和彦の下腹部の陰りをまさぐりながら、鷹津が囁いてくる。
「俺の頼みが聞けないなら、本当にここを剃ってやろうか。俺は、どっちでもいいがな。――あとで、長嶺の男たちが、お前のここを見るたびに、顔をしかめるだけだ」
欲望の根元をそっと擦られて、和彦は息を詰める。さんざん精を搾り取られたはずなのに、微かに高ぶるものがあった。
いつもであれば強引に行為に及んでくる鷹津が、今に限っては様子が違う。じっくりと言葉で嬲りながら、指先や吐息すら武器として使い、和彦を淫らに追い詰めてくる。
両足を抱え直され、鷹津の強い眼差しを受けているうちに、和彦の意識がふっと揺らぐ。理性と呼べるものはとっくに失っており、指先は欲情のままに動いていた。緩くなっている内奥の入り口は、和彦自身の指を嬉々として呑み込み、見境なく締め付けてくる。熱く、柔らかくなっている襞と粘膜がまとわりつき、ぴったりと吸い付いてくる。

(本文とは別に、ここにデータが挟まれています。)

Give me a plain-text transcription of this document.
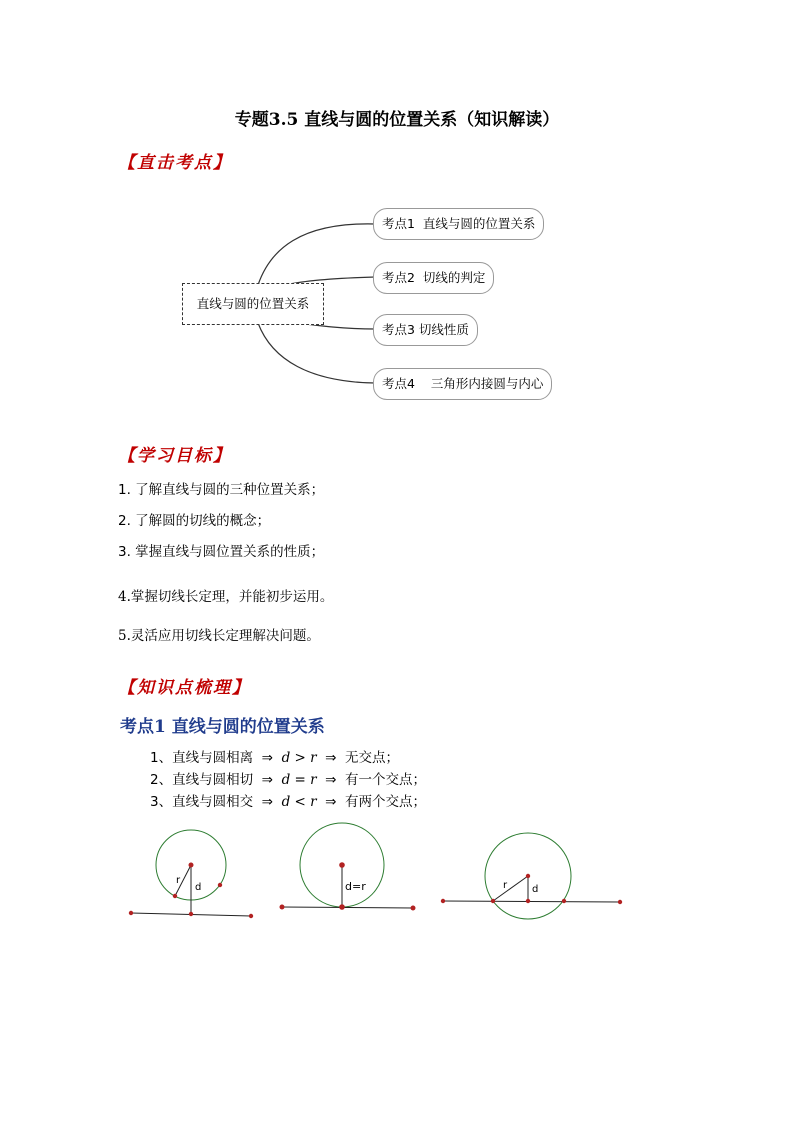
专题3.5 直线与圆的位置关系（知识解读）
【直击考点】
直线与圆的位置关系
考点1  直线与圆的位置关系
考点2  切线的判定
考点3 切线性质
考点4    三角形内接圆与内心
【学习目标】
1. 了解直线与圆的三种位置关系；
2. 了解圆的切线的概念；
3. 掌握直线与圆位置关系的性质；
4.掌握切线长定理，并能初步运用。
5.灵活应用切线长定理解决问题。
【知识点梳理】
考点1 直线与圆的位置关系
1、直线与圆相离  ⇒  d > r  ⇒  无交点；
2、直线与圆相切  ⇒  d = r  ⇒  有一个交点；
3、直线与圆相交  ⇒  d < r  ⇒  有两个交点；
r
d	d=r	r d
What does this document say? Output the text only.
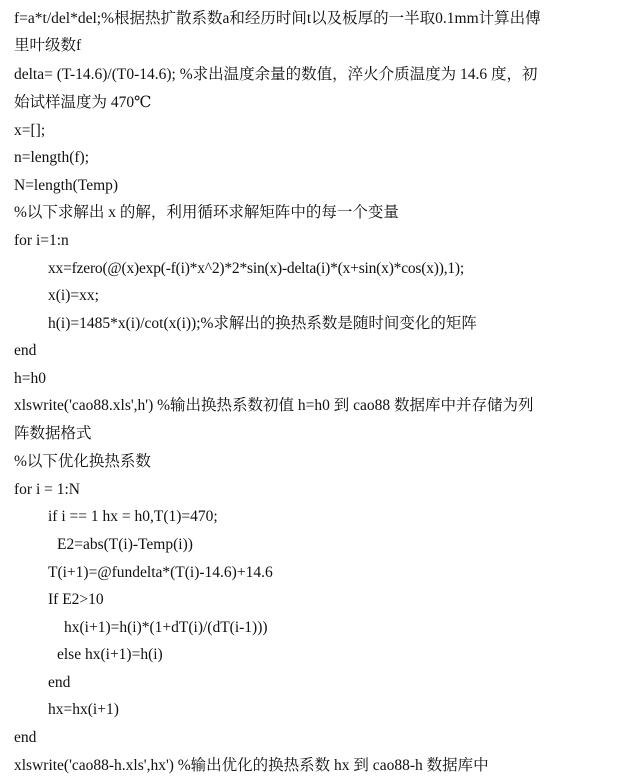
f=a*t/del*del;%根据热扩散系数a和经历时间t以及板厚的一半取0.1mm计算出傅
里叶级数f
delta= (T-14.6)/(T0-14.6); %求出温度余量的数值，淬火介质温度为 14.6 度，初
始试样温度为 470℃
x=[];
n=length(f);
N=length(Temp)
%以下求解出 x 的解，利用循环求解矩阵中的每一个变量
for i=1:n
xx=fzero(@(x)exp(-f(i)*x^2)*2*sin(x)-delta(i)*(x+sin(x)*cos(x)),1);
x(i)=xx;
h(i)=1485*x(i)/cot(x(i));%求解出的换热系数是随时间变化的矩阵
end
h=h0
xlswrite('cao88.xls',h') %输出换热系数初值 h=h0 到 cao88 数据库中并存储为列
阵数据格式
%以下优化换热系数
for i = 1:N
if i == 1 hx = h0,T(1)=470;
E2=abs(T(i)-Temp(i))
T(i+1)=@fundelta*(T(i)-14.6)+14.6
If E2>10
hx(i+1)=h(i)*(1+dT(i)/(dT(i-1)))
else hx(i+1)=h(i)
end
hx=hx(i+1)
end
xlswrite('cao88-h.xls',hx') %输出优化的换热系数 hx 到 cao88-h 数据库中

初めて及ぶ行為ではないが、自分自身の淫らさを如実に物語っている部分に触れるのは、居たたまれない気持ちになる。同時に、被虐的な悦びも感じるのだ。
鷹津は口元に笑みを湛え、掠れた声で言った。
「自分の指で感じているだろ、お前」
それを聞いた途端、和彦の内奥がきつく収縮する。これ以上鷹津の顔を見ることができず、堪らず目を閉じていたが、だからこそ、鷹津の眼差しをより意識することになる。
「あっ、はあっ、はあぁっ……」
ベッドの上で響くのは、和彦の喘ぎ声と、淫靡な湿った音だけだった。
付け根まで挿入した指をゆっくりと内奥から引き抜くと、ドロリと鷹津の精が垂れ落ちる。腰を震わせながら、再び指を挿入して、内奥を掻き回すように蠢かしているうちに、頭の芯が揺れるような感覚に襲われる。そのまま意識をどこかに連れ去られてしまいそうで、反射的に和彦は目を開いたが、相変わらず鷹津が見つめていた。
目が合うと、まるで愛しいものに触れるように、抱え上げている和彦の膝に唇を押し当ててくる。
「一心に指を動かしているから、俺のことなんて忘れたのかと思ったぞ」
「……秀」
和彦はそう鷹津を呼ぶと、内奥から指を抜き取る。待ちかねていたように、鷹津が高ぶった欲望の先端を内奥の入り口に押し当ててきた。
「今日は、この体位では初めてだったな」
そんなことを話しかけてきながら、ゆっくりと鷹津が腰を進めてくる。和彦は上体を悶えさせながら内奥に逞しいものを呑み込み、必死に締め付ける。
「あっ、あっ、あぁっ――」
内奥深くを重々しく突かれて、頭の先から爪先にまで快美さが行き渡る。和彦はのたうちながら頭上のクッションを必死に握り締め、抱えられた両足を揺らす。
「また、突っ込まれただけで、イッたのか? 尻がビクビクと痙攣してるぞ。――惜しいな。これだけいやらしくて具合がいいのに、美味い蜜だけは垂らさないんだからな。まあ、だからこそ、男たちが必死に精液を注ぎ込んでやりたくなるんだろうが」
言葉で辱められながら、ゆっくりと律動を繰り返される。
「ふっ……、んっ、んっ、んくっ……、うぅっ、いっ……、気持ち、いぃ」
「ああ。だが、あまり飛ばすなよ。もう少し、ゆっくり楽しもうぜ」
鷹津に両手を掴まれてベッドに押さえつけられる。和彦は荒い呼吸を繰り返しながら、すがりつくように鷹津を見上げる。頭がぼうっとしてきて、体中が火照っている。ワインの酔い――とは少し様子が違う気がするが、大した問題ではない。
手をしっかりと握り合うと、鷹津が顔を近づけてくる。そっと唇が重なり、柔らかく吸い上げられてから、和彦は吐息をこぼす。やはり、この男と交わす口づけが好きだと思った。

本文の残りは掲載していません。